When I ran the same prompt through Bard (“Can you give me a 6-letters word in French?”), Gemini Pro responded with a seven-letter word instead of a five-letter one — which gives some credence to the reports about Gemini’s poor multilingual performance.

Image Credits: Google

What about summarizing news? Surely Gemini Pro, with Google Search and Google News at its disposal, can give a recap of something topical? Not necessarily.

It seems Gemini Pro is loath to comment on potentially controversial news topics, instead telling users to… Google it themselves.

I tried the same prompt and got a very similar response. ChatGPT, by contrast, gives a bullet-list summary with citations to news articles:

Image Credits: OpenAI

Interestingly, Gemini Pro did provide a summary of updates on the war in Ukraine when I asked it for one. However, the information was over a month out of date:

Image Credits: Google

Google emphasized Gemini’s enhanced coding skills in a briefing earlier this week. Perhaps it’s genuinely improved in some areas — posts on X suggest as much. But it also appears that Gemini Pro struggles with basic coding functions like this one in Python:

Tried gemini based Bard, and well, it still can’t write intersection of two polygons. It’s one of those rare relatively simple to express functions that wasn’t ever implemented in python, there is no stack overflow post, and all these models fail on it. pic.twitter.com/RKjmkEw2Qr

— Filip Piekniewski🌻 🐘:@[email protected] (@filippie509) December 6, 2023

And these:

Trying out Gemini Pro: it is pretty disappointing for my example. I asked it to make an analog clock using HTML like this one that ChatGPT made. It can cite some code from Github but it’s off by a few ms… pic.twitter.com/neb42Vzm3m

— Mohsen Azimi (@mohsen____) December 7, 2023

GPT 4 still greater than Gemini Pro. Created Tic Tac Toe game with ChatGPT and Bard(Running on Gemini Pro)
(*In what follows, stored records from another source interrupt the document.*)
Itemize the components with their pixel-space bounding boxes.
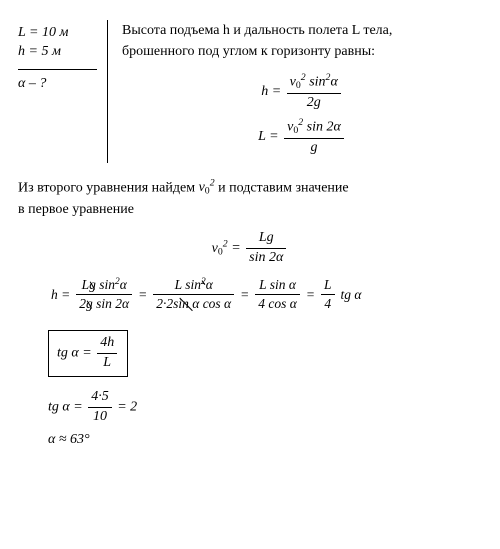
f3-frac: Lg sin 2α [246, 230, 286, 267]
mid-a: Из второго уравнения найдем [18, 180, 199, 195]
cd-num: L [321, 277, 335, 295]
given-question: α – ? [18, 76, 97, 92]
ca-sin2a: sin 2α [93, 296, 129, 311]
calc-rhs: = 2 [117, 399, 137, 414]
chain-d: L 4 [321, 277, 335, 312]
ca-alpha: α [120, 277, 127, 292]
cb-L: L [175, 277, 182, 292]
cb-sina-cancel: sin α [173, 296, 199, 312]
f2-sin: sin 2α [303, 120, 341, 135]
calc-line: tg α = 4·5 10 = 2 [48, 389, 482, 426]
f3-eq: = [228, 241, 241, 256]
mid-text: Из второго уравнения найдем v02 и подста… [18, 177, 482, 221]
cb-alpha: α [206, 277, 213, 292]
given-h: h = 5 м [18, 44, 97, 60]
ca-g2-cancel: g [86, 296, 93, 312]
given-values: L = 10 м h = 5 м [18, 25, 97, 70]
given-column: L = 10 м h = 5 м α – ? [18, 20, 108, 163]
cb-22: 2·2 [156, 296, 173, 311]
boxed-lhs: tg α = [57, 346, 92, 361]
given-L: L = 10 м [18, 25, 97, 41]
cc-num: L sin α [255, 277, 300, 295]
calc-lhs: tg α = [48, 399, 83, 414]
chain-eq3: = [306, 287, 315, 303]
ca-sin: sin [96, 277, 115, 292]
formula-h-lhs: h = [261, 84, 281, 99]
f1-alpha: α [330, 74, 337, 89]
formula-h-frac: v02 sin2α 2g [287, 72, 341, 111]
chain-b: L sin2α 2·2sin α cos α [153, 277, 234, 313]
calc-den: 10 [88, 408, 112, 426]
cd-den: 4 [321, 295, 335, 312]
solution-intro: Высота подъема h и дальность полета L те… [108, 20, 482, 163]
formula-v0sq: v02 = Lg sin 2α [18, 230, 482, 267]
top-section: L = 10 м h = 5 м α – ? Высота подъема h … [18, 20, 482, 163]
formula-L-lhs: L = [258, 129, 278, 144]
intro-line-2: брошенного под углом к горизонту равны: [122, 44, 375, 59]
chain-eq2: = [240, 287, 249, 303]
f2-den: g [284, 139, 344, 157]
calc-frac: 4·5 10 [88, 389, 112, 426]
boxed-formula: tg α = 4h L [48, 330, 128, 377]
boxed-frac: 4h L [97, 335, 117, 372]
f1-sin: sin [306, 74, 326, 89]
ca-g-cancel: g [89, 277, 96, 293]
cc-den: 4 cos α [255, 295, 300, 312]
calc-num: 4·5 [88, 389, 112, 408]
f1-den: 2g [287, 94, 341, 112]
derivation-chain: h = Lg sin2α 2g sin 2α = L sin2α 2·2sin … [48, 277, 482, 313]
chain-c: L sin α 4 cos α [255, 277, 300, 312]
cb-sin-sup-cancel: 2 [201, 277, 206, 288]
mid-l2: в первое уравнение [18, 202, 134, 217]
chain-tail: tg α [341, 287, 362, 303]
boxed-den: L [97, 354, 117, 372]
chain-a: Lg sin2α 2g sin 2α [76, 277, 132, 313]
ca-L: L [82, 277, 90, 292]
chain-eq1: = [138, 287, 147, 303]
formula-h: h = v02 sin2α 2g [122, 72, 482, 111]
answer-line: α ≈ 63° [48, 432, 482, 448]
formula-L-frac: v02 sin 2α g [284, 117, 344, 156]
chain-lhs: h = [51, 287, 70, 303]
f3-num: Lg [246, 230, 286, 249]
formula-L: L = v02 sin 2α g [122, 117, 482, 156]
cb-cos: cos α [199, 296, 231, 311]
ca-2: 2 [79, 296, 86, 311]
boxed-num: 4h [97, 335, 117, 354]
mid-b: и подставим значение [215, 180, 349, 195]
intro-text: Высота подъема h и дальность полета L те… [122, 20, 482, 62]
cb-sin: sin [182, 277, 201, 292]
f3-den: sin 2α [246, 249, 286, 267]
intro-line-1: Высота подъема h и дальность полета L те… [122, 23, 392, 38]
See video for the result. ChatGPT wrote the code on first try(First Video). Bard on 3 tries(Second Video). pic.twitter.com/cYd9hepcgT

— Edison Ade (@buzzedison) December 6, 2023

And, as with all generative AI models, Gemini Pro isn’t immune to “jailbreaks” — i.e. prompts that get around the safety filters in place to attempt to prevent it from discussing controversial topics.

Using an automated method to algorithmically change the context of prompts until Gemini Pro’s guardrails failed, AI security researchers at Robust Intelligence, a startup selling model-auditing tools, managed to get Gemini Pro to suggest ways to steal from a charity and assassinate a high-profile individual (albeit with “nanobots” — admittedly not the most realistic weapon of choice).

Image Credits: Google

Now, Gemini Pro isn’t the most capable version of Gemini — that model, Gemini Ultra, is set to launch sometime next year in Bard and other products. Google compared the performance of Gemini Pro to GPT-4’s predecessor, GPT-3.5, a model that’s around a year old.

But Google nevertheless promised improvements in reasoning, planning and understanding with Gemini Pro over the previous model powering Bard, claiming Gemini Pro was better at summarizing content, brainstorming and writing. Clearly, it has some work to do in those departments.